The past two years have affected us all in ways we are only beginning to understand. We’ve had to confront our mortality, often due to the unexpected loss of loved ones. We’ve come face-to-face with the indisputable truth that relationships are fragile, and that expressing pure emotion takes courage. And for some of us, it’s been confirmed that the only real solace lies in the creation of art. The plague is receding, but not yet dead. It’s turned many of us hard and cold, suspicious and wary. It is now the task of artists to help us get back in touch with who we once were.
As 2020 got underway, Mikhail Laxton was set to open the next chapter of his life. Having moved from Australia to Ottawa upon marrying the love of his life, he had landed a record deal and made his debut EP, Real, a collection of Soul-folk gems reflecting that whirlwind transition period. But what should have been the wider world’s introduction to Mikhail’s immense talent—already established in his homeland through appearances on Australia’s version of The Voice—was lost in the cacophony of pandemic confusion.
Yes, it had seemed too easy, and cruelly so. As one obstacle followed another, Mikhail coped the only way he could, by wiping the slate clean and re-emerging with a new crop of songs drawn from the core of his being. His new album is simply entitled Mikhail Laxton, because it is who he is.
“My mind wasn’t even on the pandemic when it started because I was in Australia with my Mom, who was battling stage four cancer,” Mikhail explains. “My first single, ‘Hold On,’ came out 10 days before she died in July 2020, and it seemed like everything was completely out of my control. Things were supposed to be just beginning at that point, but honestly it felt like it was already over.”
Mikhail, his wife and young child were only able to stay in Australia for two weeks before being forced to scramble to catch a flight back to Canada. Upon landing in Ottawa, they faced a further two weeks of mandatory quarantine, a time Mikhail says he barely remembers due to complete exhaustion. Unable to play live, he took on manual labour jobs to keep himself busy until finally one day he picked up his guitar and wrote his first song in 18 months.
It was in that moment that he realized all the changes he had been through had naturally affected his songwriting process as well. “I didn’t intend to write a new album, I just started writing,” he says. “Even just prior to the pandemic, I think I was caught up in this idea of what the industry wanted from me, and the work wasn’t feeling as enjoyable anymore. I had to face up to the fact that I wasn’t being true to who I am—with a big part of that being my identity as an Aboriginal man. Once I reconnected with that, the songs started pouring out of me, containing the entire spectrum of emotions. Looking at it all now, I’m actually a little amazed at what I was able to do.”
In November 2021, Mikhail was ready to record. He once again enlisted the services of producer Aaron Goldstein (Lee Harvey Osmond, Daniel Romano), and after a week of pre-production with some of Toronto’s top shelf session players, they were able to capture the most cathartic performances Mikhail has committed to tape to date. He says, “The night before the first actual recording session, I was sitting in my manager’s kitchen and he asked how I was feeling. It hit me then that I’d never felt more prepared for anything in my life.”

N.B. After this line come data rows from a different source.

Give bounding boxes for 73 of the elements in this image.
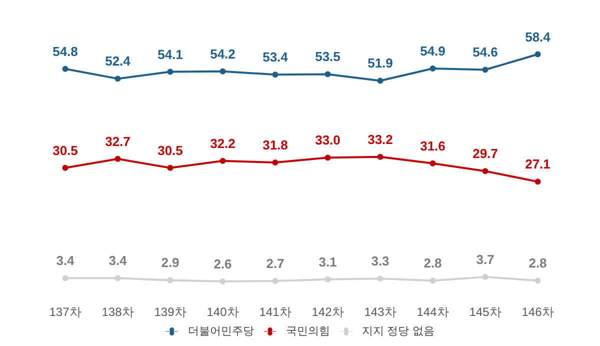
data-label: 54.1	[158, 46, 183, 62]
point	[62, 275, 68, 282]
data-label: 54.9	[420, 44, 446, 59]
point	[62, 164, 68, 171]
data-label: 58.4	[525, 29, 552, 44]
point	[430, 66, 436, 72]
data-label: 31.8	[262, 138, 288, 153]
data-label: 3.3	[371, 254, 390, 269]
data-label: 32.2	[210, 136, 236, 151]
point	[377, 78, 384, 84]
point	[482, 66, 488, 73]
point	[272, 160, 278, 166]
x-tick-label: 140차	[206, 305, 239, 319]
point	[534, 51, 541, 58]
data-label: 2.6	[214, 256, 232, 272]
point	[167, 68, 174, 75]
point	[482, 274, 488, 280]
data-label: 31.6	[420, 138, 446, 154]
x-tick-label: 142차	[312, 305, 344, 319]
x-tick-label: 141차	[259, 305, 292, 319]
x-tick-label: 139차	[154, 305, 186, 319]
point	[220, 158, 226, 164]
legend-label: 지지 정당 없음	[362, 326, 434, 338]
data-label: 27.1	[525, 156, 550, 172]
point	[272, 278, 278, 284]
x-tick-label: 144차	[416, 305, 449, 319]
point	[534, 178, 541, 185]
point	[114, 76, 121, 82]
point	[430, 160, 436, 166]
data-label: 2.8	[424, 256, 442, 271]
point	[324, 276, 331, 282]
point	[114, 275, 121, 282]
data-label: 3.7	[476, 252, 494, 267]
data-label: 54.8	[52, 44, 78, 59]
data-label: 2.9	[161, 255, 180, 270]
data-label: 30.5	[52, 142, 78, 158]
point	[167, 277, 174, 284]
point	[377, 276, 384, 282]
x-tick-label: 143차	[364, 305, 396, 319]
point	[220, 278, 226, 284]
point	[324, 154, 331, 161]
point	[430, 278, 436, 284]
point	[167, 164, 174, 171]
data-label: 51.9	[368, 56, 393, 71]
data-label: 2.8	[528, 256, 547, 271]
point	[482, 168, 488, 174]
data-label: 33.0	[315, 132, 340, 148]
data-label: 3.1	[318, 254, 337, 270]
point	[220, 68, 226, 74]
data-label: 54.2	[210, 46, 236, 62]
point	[62, 66, 68, 72]
point	[377, 154, 384, 160]
data-label: 30.5	[158, 142, 183, 158]
point	[324, 71, 331, 78]
x-tick-label: 145차	[469, 305, 502, 319]
point	[534, 278, 541, 284]
legend-label: 국민의힘	[286, 326, 330, 338]
data-label: 53.4	[262, 50, 289, 65]
data-label: 29.7	[472, 146, 498, 162]
data-label: 32.7	[105, 134, 130, 149]
x-tick-label: 138차	[102, 305, 134, 319]
legend-label: 더불어민주당	[188, 326, 254, 338]
data-label: 2.7	[266, 256, 284, 272]
data-label: 33.2	[368, 132, 393, 147]
x-tick-label: 137차	[49, 305, 82, 319]
x-tick-label: 146차	[522, 305, 554, 319]
data-label: 3.4	[56, 253, 76, 268]
data-label: 52.4	[105, 54, 132, 69]
data-label: 54.6	[472, 44, 498, 60]
data-label: 3.4	[108, 253, 128, 268]
point	[114, 156, 121, 162]
point	[272, 72, 278, 78]
data-label: 53.5	[315, 49, 340, 64]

Indeed, the contrast between his first EP and Mikhail Laxton is striking. On “Something That Was Gone” he takes stock of the past two years in meditative fashion, almost as if channelling Otis Redding’s “Dock Of The Bay.” “Maybe It’s A Good Thing” continues in that vein, suggesting that change always brings hope, regardless of the circumstances. Meanwhile, other tracks take Mikhail’s sound in new directions, such as the deep country-Soul of “Streams,” the sultry, vintage R&B of “Slow Motion,” and the driving rock of “Leaving You With Less.” Not only does Mikhail Laxton fulfill the promise of his debut, it firmly establishes him as one of the most vital new voices within the Canadian music scene. No matter what genre labels are placed upon him, there can be no disputing that Mikhail Laxton has his own timeless sound, the product of a unique life experience.
“Someone once told me that your body regenerates itself completely every seven years,” he says. “So, you are literally not the same person you were seven years ago. All that matters is this moment. Yes, those things you did then happened, but only once and now they don’t exist anymore. It’s a hard thing to accept, but it’s beautiful if you can. I’ve got two kids now, and as difficult as the past two years have been, I truly love my life, and I hope that’s reflected in these new songs.”